Experience is also a key factor in obtaining a position within the insurance and risk management field. Many organizations offer (and most require) additional on-the-job training. In addition, employees have the option to pursue a variety of different certification programs. The BLS lists a number of these:

  • The Chartered Financial Analyst Institute or the CFA offers professional certification to professionals who have earned a bachelor's degree, at minimum, relevant work experience, and passing scores on three separate exams.
  • The Association for Financial Professionals offers a Certified Treasury Professional credential to those applicants who have at least two years of relevant work experience and pass a computer-generated exam.
  • Those employees especially interested in business accounting procedures have the possibility of earning the Certified Management Accountant certification offered by the Institute of Management Accountants to those applicants with a bachelor's degree, relevant (at least two years) work experience, pass a four-part examination, and meet continuing education requirements.

None of these certifications are necessarily required in order to secure employment, but they effectively demonstrate experience and specialized knowledge.

According to the Occupational Information Network, 53% of insurance underwriters aged 25 to 44 have completed a bachelor's degree or higher. Only 16% have no education beyond high school, and the remaining 32% have some college, including diplomas and associate's degrees in insurance and risk management.

More than half of insurance underwriters have a bachelor's degree or higher.Source: Occupational Information Network

According to the Occupational Information Network, only 13% of working financial managers, including corporate insurance and risk managers have no formal education beyond a high school diploma. 27% have some college education (a post-secondary diploma or associate's degree) while 60% hold a college degree (a bachelor's degree) or higher.
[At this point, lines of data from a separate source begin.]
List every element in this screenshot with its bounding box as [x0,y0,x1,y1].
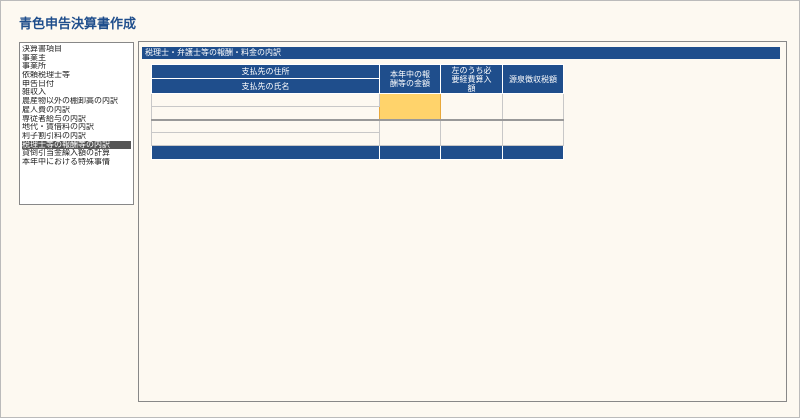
col-amount: 本年中の報酬等の金額 [379,64,441,94]
col-expense: 左のうち必要経費算入額 [440,64,503,94]
section-list-item[interactable]: 雇人費の内訳 [22,106,131,115]
section-list-item[interactable]: 依頼税理士等 [22,71,131,80]
section-list-item[interactable]: 申告日付 [22,80,131,89]
amount-input[interactable] [379,118,441,146]
col-withholding: 源泉徴収税額 [502,64,564,94]
name-input[interactable] [151,132,380,146]
total-row [151,145,380,160]
section-list-item[interactable]: 地代・賃借料の内訳 [22,123,131,132]
expense-input[interactable] [440,93,503,120]
withholding-input[interactable] [502,118,564,146]
section-list-item[interactable]: 本年中における特殊事情 [22,158,131,167]
address-input[interactable] [151,93,380,107]
address-input[interactable] [151,118,380,133]
section-list-item[interactable]: 貸倒引当金繰入額の計算 [22,149,131,158]
main-panel: 税理士・弁護士等の報酬・料金の内訳 支払先の住所 本年中の報酬等の金額 左のうち… [138,41,787,402]
expense-input[interactable] [440,118,503,146]
name-input[interactable] [151,106,380,120]
window: 青色申告決算書作成 決算書項目 事業主 事業所 依頼税理士等 申告日付 雑収入 農産物以外の… [0,0,800,418]
page-title: 青色申告決算書作成 [19,17,137,32]
fees-table: 支払先の住所 本年中の報酬等の金額 左のうち必要経費算入額 源泉徴収税額 支払先… [151,64,564,160]
section-list-item[interactable]: 税理士等の報酬等の内訳 [22,140,131,150]
section-header: 税理士・弁護士等の報酬・料金の内訳 [142,47,780,59]
amount-input[interactable] [379,93,441,120]
section-list-item[interactable]: 事業所 [22,62,131,71]
col-address: 支払先の住所 [151,64,380,79]
section-list-item[interactable]: 事業主 [22,54,131,63]
section-list-item[interactable]: 決算書項目 [22,45,131,54]
section-list-item[interactable]: 専従者給与の内訳 [22,115,131,124]
section-list-item[interactable]: 利子割引料の内訳 [22,132,131,141]
col-name: 支払先の氏名 [151,78,380,94]
withholding-input[interactable] [502,93,564,120]
section-list-item[interactable]: 雑収入 [22,88,131,97]
section-list-item[interactable]: 農産物以外の棚卸高の内訳 [22,97,131,106]
section-list[interactable]: 決算書項目 事業主 事業所 依頼税理士等 申告日付 雑収入 農産物以外の棚卸高の内訳 雇人費の… [19,42,134,205]
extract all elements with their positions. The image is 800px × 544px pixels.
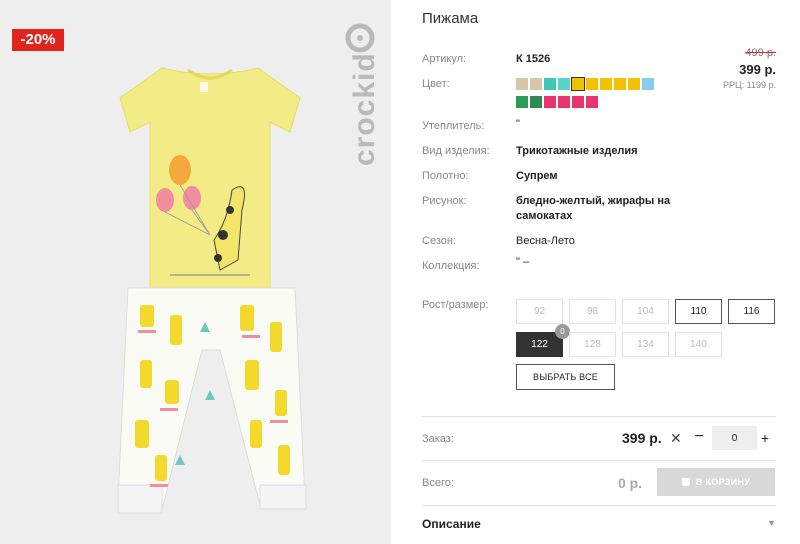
quantity-input[interactable] — [712, 426, 757, 450]
color-swatch[interactable] — [642, 78, 654, 90]
times-icon: ✕ — [670, 430, 682, 446]
article-value: К 1526 — [516, 53, 551, 65]
brand-watermark-text: crockid — [348, 52, 381, 166]
divider — [422, 416, 776, 417]
size-option-110[interactable]: 110 — [675, 299, 722, 324]
color-swatch[interactable] — [558, 78, 570, 90]
article-label: Артикул: — [422, 53, 467, 65]
chevron-down-icon[interactable]: ▼ — [767, 518, 776, 528]
color-swatch[interactable] — [614, 78, 626, 90]
divider — [422, 505, 776, 506]
color-swatch[interactable] — [558, 96, 570, 108]
collection-value: " – — [516, 256, 530, 268]
insulation-value: " — [516, 118, 520, 130]
color-swatch[interactable] — [571, 77, 585, 91]
size-option-98[interactable]: 98 — [569, 299, 616, 324]
quantity-plus-button[interactable]: + — [758, 428, 772, 448]
product-image-panel[interactable]: -20% crockid — [0, 0, 391, 544]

60% of financial managers have a bachelor's degree or higher.Source: Occupational Information Network

Insurance and risk management professionals are generally highly educated. Pursuing a bachelor's degree can make the difference when seeking employment, a master's degree will further qualify you for advanced positions in the insurance and risk management field.

Insurance and Risk Management Programs Online

Degrees Possible Certificate, Bachelor's, Master's, and Doctoral Degrees

There are a variety of different courses in the insurance and risk management realm offered online. Because this is such a highly-educated field, most of the online programs offer bachelor's or master's level degree programs.

The best of these programs will provide a rigorous education comparable to the insurance and risk (or general) management programs offered at a local school or college, but in a more flexible format better suited to working students. Online insurance and risk management degree programs are especially suited for those students who have secured a position in the field but would like to present the advanced credentials needed in order to progress while working and obtaining the experience necessary to qualify for enhanced positions.

As with any serious educational decision, do your research when picking an online insurance or risk management program: is the school accredited? Do credits transfer? What is the school's job placement rate? What are people saying about this school in general and this program specifically?

Skills and Abilities:

Insurance and risk managers must have excellent management and finance skills. They must be able to effectively and efficiently analyze data in order to predict specific risks to a business. Managers must have outstanding problem-solving, interpersonal and communication skills.

Advanced knowledge of insurance policies, tax laws, and compliance procedures is vital for success in the insurance and risk management field.

Furthermore, insurance and risk managers must possess impeccable organizational and analytical skills in order to effectively systemize, analyze and explain financial data.